5 large ripe San Marzano Plum tomatoes, deseeded and chopped

2 Tablespoons Olive Oil 

1 medium sweet onion, chopped

6 cloves garlic, chopped

2 Tablespoons sweet butter

2 Tablespoons all-purpose flour

2-4 fresh basil leaves, torn into small pieces

2- 15 ounce cans crushed San Marzano tomatoes

4 cups chicken broth

2 bay leaves

1/2 teaspoon each dried thyme, basil

hot sauce, sea salt and pepper to taste

Optional: 1 cup half-and-half 

Pre heat a large 4 quart soup pot.

Add olive oil, onion, garlic and fresh plum tomatoes. Stir and sweat 5 minutes over medium heat. Add the butter and when melted, then add the flour, sir and cook 2 to 3 minutes. Add in the canned San Marzano tomatoes, stir, and simmer 5 minutes. 

Add the chicken broth, bay leaves, thyme, and dried basil, simmer for 5 minutes.

Add fresh basil and simmer for 5 additional minutes. 

Remove bay leaves and take the soup off the stove.
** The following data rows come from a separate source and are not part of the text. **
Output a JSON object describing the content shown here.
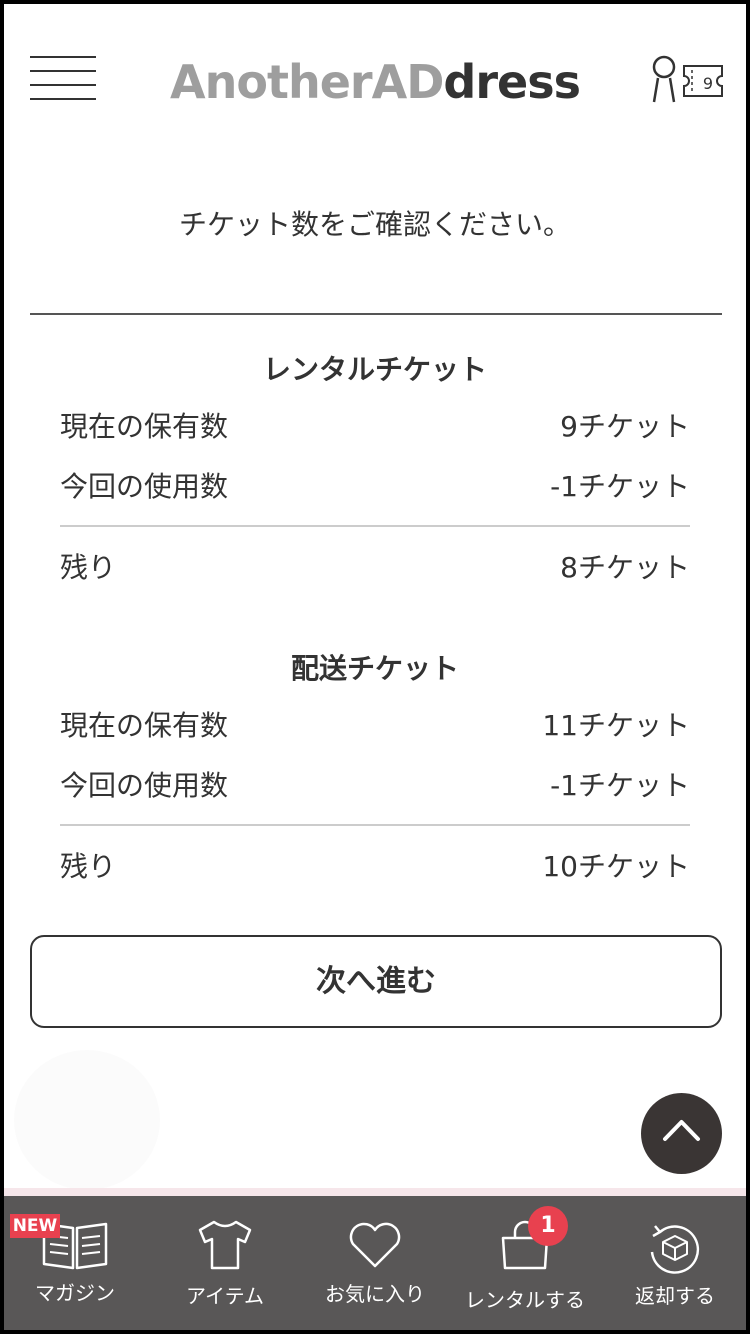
{
  "header": {
    "logo_part1": "AnotherAD",
    "logo_part2": "dress",
    "ticket_count": "9"
  },
  "intro": "チケット数をご確認ください。",
  "rental": {
    "title": "レンタルチケット",
    "rows": [
      {
        "label": "現在の保有数",
        "value": "9チケット"
      },
      {
        "label": "今回の使用数",
        "value": "-1チケット"
      },
      {
        "label": "残り",
        "value": "8チケット"
      }
    ]
  },
  "delivery": {
    "title": "配送チケット",
    "rows": [
      {
        "label": "現在の保有数",
        "value": "11チケット"
      },
      {
        "label": "今回の使用数",
        "value": "-1チケット"
      },
      {
        "label": "残り",
        "value": "10チケット"
      }
    ]
  },
  "next_button": "次へ進む",
  "bottom_nav": {
    "new_badge": "NEW",
    "cart_count": "1",
    "items": [
      {
        "label": "マガジン",
        "icon": "book-icon"
      },
      {
        "label": "アイテム",
        "icon": "tshirt-icon"
      },
      {
        "label": "お気に入り",
        "icon": "heart-icon"
      },
      {
        "label": "レンタルする",
        "icon": "bag-icon"
      },
      {
        "label": "返却する",
        "icon": "return-box-icon"
      }
    ]
  },
  "colors": {
    "nav_bg": "#595757",
    "badge": "#e8414f",
    "scroll_top_bg": "#3a3534",
    "logo_gray": "#9e9e9e"
  }
}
For a creamier soup use a food pulser and puree slightly leaving a few chunks of tomatoes. Return back to stove and bring back to a boil, and add the optional half-and-half. 

Lower heat and simmer 2 minutes.  

Add hot sauce, sea salt and fresh ground black pepper to taste.

Served topped with crunchy croutons and a few drops of olive oil.